第二章 日子

第二章 日子

樂陽公主因為年輕時懷孕到八個月小產,又遇到了血崩,雖然留下了一條命,這十幾年來卻是沒有一日不與葯為伴。

病了這麼多年,骨子裏都透著中藥味,哪裏是區區的熏香可以除的……許蔓思忖著,就朝着瑞竹「嗯」了一聲,算是應了剛才的話。

瑞竹見許蔓沒有說什麼,心裏暗暗地吁了一口氣,又問:「少夫人,笑姨娘為公主做了山藥養氣粥,您可要嘗一嘗?」自從

白起陽隨軍北上之後,許蔓每日要帶着兩位姨娘到樂陽公主這裏晨昏定省,見樂陽公主對她身邊的兩位姨娘也頗為不同,便吩咐兩位姨娘每日到公主這裏伺候。瑞竹到許蔓身邊的時間不長,卻敏銳地發現她話雖少,遇事也總是一笑,可看人的目光卻十分的犀利,好像要把你的五腑六肺看清楚似的。

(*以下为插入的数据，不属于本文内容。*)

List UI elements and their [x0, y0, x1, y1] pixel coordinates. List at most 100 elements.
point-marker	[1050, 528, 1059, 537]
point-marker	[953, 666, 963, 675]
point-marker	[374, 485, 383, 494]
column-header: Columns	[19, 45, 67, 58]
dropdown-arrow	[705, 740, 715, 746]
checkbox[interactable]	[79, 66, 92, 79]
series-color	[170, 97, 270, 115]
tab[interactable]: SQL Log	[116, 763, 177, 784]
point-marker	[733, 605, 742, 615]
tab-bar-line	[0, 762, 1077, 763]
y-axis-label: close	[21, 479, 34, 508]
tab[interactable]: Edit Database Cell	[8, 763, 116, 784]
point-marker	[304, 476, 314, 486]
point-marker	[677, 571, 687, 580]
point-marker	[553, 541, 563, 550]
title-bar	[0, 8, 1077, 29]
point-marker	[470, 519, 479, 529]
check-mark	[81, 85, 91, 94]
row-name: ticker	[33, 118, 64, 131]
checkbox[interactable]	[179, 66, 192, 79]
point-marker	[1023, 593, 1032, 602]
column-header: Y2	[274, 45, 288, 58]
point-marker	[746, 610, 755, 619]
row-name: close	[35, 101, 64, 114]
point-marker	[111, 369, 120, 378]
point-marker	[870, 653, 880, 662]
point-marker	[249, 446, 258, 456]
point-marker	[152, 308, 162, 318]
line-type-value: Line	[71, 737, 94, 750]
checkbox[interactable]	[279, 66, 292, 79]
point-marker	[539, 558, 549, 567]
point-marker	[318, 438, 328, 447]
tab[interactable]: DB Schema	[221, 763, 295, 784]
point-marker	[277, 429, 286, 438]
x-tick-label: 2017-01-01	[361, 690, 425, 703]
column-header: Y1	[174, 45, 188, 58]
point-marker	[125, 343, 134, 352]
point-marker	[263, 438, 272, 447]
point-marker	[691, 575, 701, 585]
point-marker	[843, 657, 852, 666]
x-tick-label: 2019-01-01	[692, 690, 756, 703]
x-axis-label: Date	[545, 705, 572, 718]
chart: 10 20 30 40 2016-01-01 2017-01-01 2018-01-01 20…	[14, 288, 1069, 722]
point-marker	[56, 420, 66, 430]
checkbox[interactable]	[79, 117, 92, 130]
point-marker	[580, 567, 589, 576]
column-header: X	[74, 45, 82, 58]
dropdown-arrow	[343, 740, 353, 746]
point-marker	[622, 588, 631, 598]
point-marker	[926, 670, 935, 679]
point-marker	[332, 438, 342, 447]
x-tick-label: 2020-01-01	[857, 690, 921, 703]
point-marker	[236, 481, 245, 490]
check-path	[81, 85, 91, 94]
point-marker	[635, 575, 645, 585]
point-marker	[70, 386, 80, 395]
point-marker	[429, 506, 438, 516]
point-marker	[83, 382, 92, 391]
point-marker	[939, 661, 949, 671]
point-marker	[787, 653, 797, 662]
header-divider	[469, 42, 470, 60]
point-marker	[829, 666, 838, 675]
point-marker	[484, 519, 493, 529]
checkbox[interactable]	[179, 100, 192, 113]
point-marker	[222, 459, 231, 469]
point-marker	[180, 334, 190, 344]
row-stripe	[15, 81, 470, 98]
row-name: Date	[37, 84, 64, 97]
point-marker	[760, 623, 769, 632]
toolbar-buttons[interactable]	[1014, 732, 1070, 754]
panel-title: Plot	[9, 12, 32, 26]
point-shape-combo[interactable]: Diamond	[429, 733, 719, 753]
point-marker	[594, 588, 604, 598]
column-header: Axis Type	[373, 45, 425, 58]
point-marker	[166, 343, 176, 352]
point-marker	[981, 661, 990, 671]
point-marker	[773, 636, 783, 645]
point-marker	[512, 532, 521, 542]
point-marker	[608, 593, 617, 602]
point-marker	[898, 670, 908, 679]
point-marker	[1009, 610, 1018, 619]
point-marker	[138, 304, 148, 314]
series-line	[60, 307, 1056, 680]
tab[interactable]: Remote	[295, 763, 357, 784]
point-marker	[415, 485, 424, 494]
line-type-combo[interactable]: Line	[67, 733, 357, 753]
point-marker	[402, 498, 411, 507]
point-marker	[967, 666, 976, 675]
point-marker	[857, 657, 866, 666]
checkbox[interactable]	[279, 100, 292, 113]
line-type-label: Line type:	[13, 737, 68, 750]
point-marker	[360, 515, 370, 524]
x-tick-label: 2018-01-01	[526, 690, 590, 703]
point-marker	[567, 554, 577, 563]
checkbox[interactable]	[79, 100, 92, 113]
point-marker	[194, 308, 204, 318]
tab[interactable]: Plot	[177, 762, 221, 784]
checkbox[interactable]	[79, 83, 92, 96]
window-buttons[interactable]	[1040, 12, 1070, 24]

所以瑞竹不敢把她當尋常的養在深閨的女子看待……在她面前總有幾份小心翼翼。

錦翠伺侯許蔓脫了披風,一個身材修長的女子就從西稍間掛着官綠色幔帳的事事如意落花罩里走了出來。

她三十七、八歲的年紀,看上去不過二十七八歲的模樣,白皙如玉的臉龐,一雙柳葉眉顯盡溫雅風韻,大大的丹鳳眼清亮逼人,穿着件亮紫底四合如意蜀錦纏枝窄袖夾衣,薄荷綠十二幅綉蘭花的馬面襕裙,烏黑的頭髮梳成個牡丹髻,戴着玉石花頭箍,插著銜珠鳳釵,耳朵上墜著嵌貓眼石的絞絲燈籠耳墜,打扮得雍容華貴,光彩照人。

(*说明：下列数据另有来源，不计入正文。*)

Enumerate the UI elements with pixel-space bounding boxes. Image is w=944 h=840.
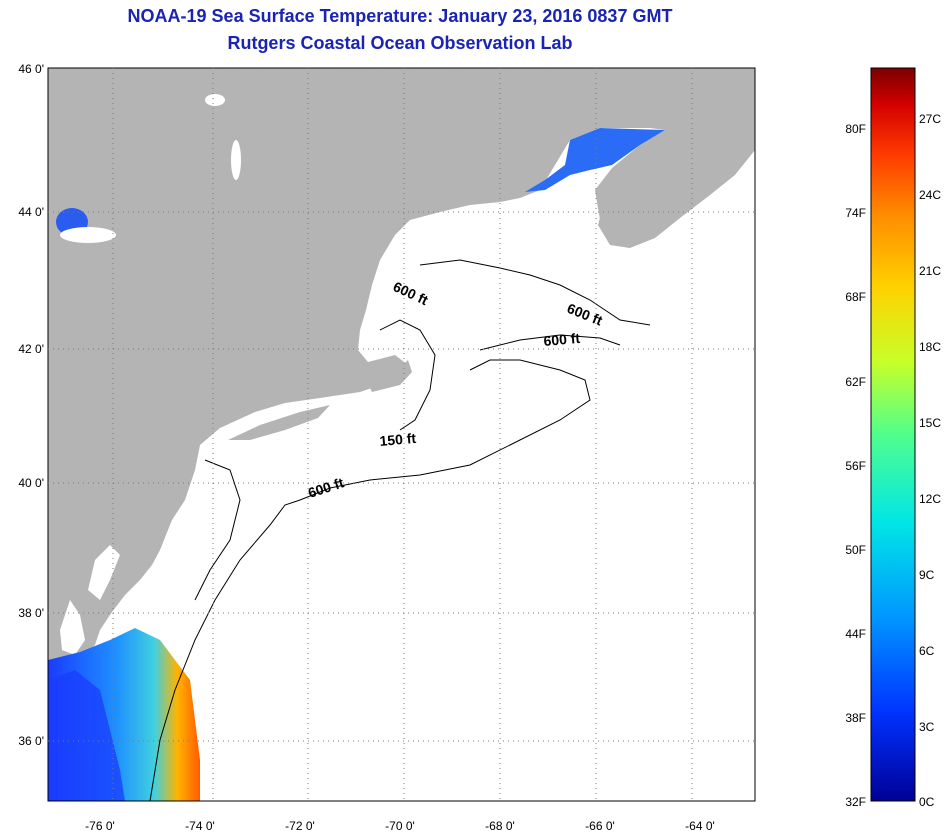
colorbar-label-c: 21C: [919, 264, 941, 278]
lon-label: -72 0': [285, 819, 315, 833]
colorbar-label-c: 0C: [919, 795, 935, 809]
cape-cod: [366, 360, 412, 392]
lake: [205, 94, 225, 106]
lake-champlain: [231, 140, 241, 180]
lon-label: -74 0': [185, 819, 215, 833]
lake-shore: [60, 227, 116, 243]
colorbar-label-f: 38F: [845, 711, 866, 725]
sst-inshore: [48, 670, 125, 801]
fahrenheit-scale: 80F 74F 68F 62F 56F 50F 44F 38F 32F: [845, 122, 866, 809]
colorbar-label-c: 9C: [919, 568, 935, 582]
lon-label: -76 0': [85, 819, 115, 833]
colorbar-label-c: 3C: [919, 720, 935, 734]
colorbar-label-f: 68F: [845, 290, 866, 304]
delaware-bay: [88, 545, 120, 600]
lat-label: 44 0': [18, 205, 44, 219]
chesapeake-bay: [60, 600, 85, 655]
latitude-labels: 46 0' 44 0' 42 0' 40 0' 38 0' 36 0': [18, 62, 44, 748]
lat-label: 40 0': [18, 476, 44, 490]
longitude-labels: -76 0' -74 0' -72 0' -70 0' -68 0' -66 0…: [85, 819, 715, 833]
lat-label: 42 0': [18, 342, 44, 356]
temperature-colorbar: [870, 67, 916, 802]
contour-label: 150 ft: [379, 430, 417, 449]
colorbar-label-c: 18C: [919, 340, 941, 354]
map-border: [47, 67, 756, 802]
colorbar-label-f: 50F: [845, 543, 866, 557]
nova-scotia: [598, 142, 755, 248]
colorbar-label-f: 56F: [845, 459, 866, 473]
depth-contours: [149, 259, 651, 801]
map-subtitle: Rutgers Coastal Ocean Observation Lab: [227, 33, 573, 53]
colorbar-label-f: 74F: [845, 206, 866, 220]
bay-of-fundy-sst: [525, 128, 665, 192]
map-title: NOAA-19 Sea Surface Temperature: January…: [127, 6, 673, 26]
colorbar-label-c: 27C: [919, 112, 941, 126]
contour-label: 600 ft: [543, 330, 581, 349]
colorbar-label-f: 32F: [845, 795, 866, 809]
lon-label: -64 0': [685, 819, 715, 833]
lon-label: -66 0': [585, 819, 615, 833]
colorbar-label-f: 44F: [845, 627, 866, 641]
colorbar-label-c: 24C: [919, 188, 941, 202]
lat-label: 36 0': [18, 734, 44, 748]
colorbar-label-c: 6C: [919, 644, 935, 658]
lat-label: 38 0': [18, 606, 44, 620]
graticule: [48, 68, 755, 801]
lon-label: -70 0': [385, 819, 415, 833]
long-island: [228, 405, 330, 440]
colorbar-label-c: 15C: [919, 416, 941, 430]
colorbar-label-f: 80F: [845, 122, 866, 136]
lon-label: -68 0': [485, 819, 515, 833]
lat-label: 46 0': [18, 62, 44, 76]
colorbar-label-c: 12C: [919, 492, 941, 506]
celsius-scale: 27C 24C 21C 18C 15C 12C 9C 6C 3C 0C: [919, 112, 941, 809]
colorbar-label-f: 62F: [845, 375, 866, 389]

璣鈺和錦翠忙屈膝給那女子行禮,許蔓則笑着喊了一聲「顧姨娘」。

這女子閨名叫蘭之,原是威遠候太夫人娘家太原顧氏的一個嫡親侄女兒,本也是世家之女,後來家族受到先帝血洗皇子黨羽的牽連落得抄家滅族的結果,她因是遺腹子,又被威遠候太夫人悄悄施以援手才活了下來。

先帝登基之後,為了籠絡人心,將那次受牽連的人家都予以翻案,顧蘭之才站到了人前,被威遠候太夫人養在跟前,不過那時她已經十一二歲了,很多人家還是十分介意這樣出生背景的,瞧得上她且願意娶回去做嫡妻的人家不過為了巴結威遠候府,顧蘭之自然不願,而顧蘭之瞧得上的人家卻也是不會將她娶進門為嫡妻的,一來二去,耽擱了婚事,到了十七八歲還沒說婆家。

就在白叢敬執意要娶李芮的時候,由威遠候太夫人的堂姐、當年首輔汪大人的夫人顧氏做媒娶為平妻,甚至比李芮還要先進門。她進門的第二年就生了一個兒子,也就是如今的白起陽,算起來白起陽還比李芮的兒子還要大兩三個月的,也算得上威遠侯府的正經長子。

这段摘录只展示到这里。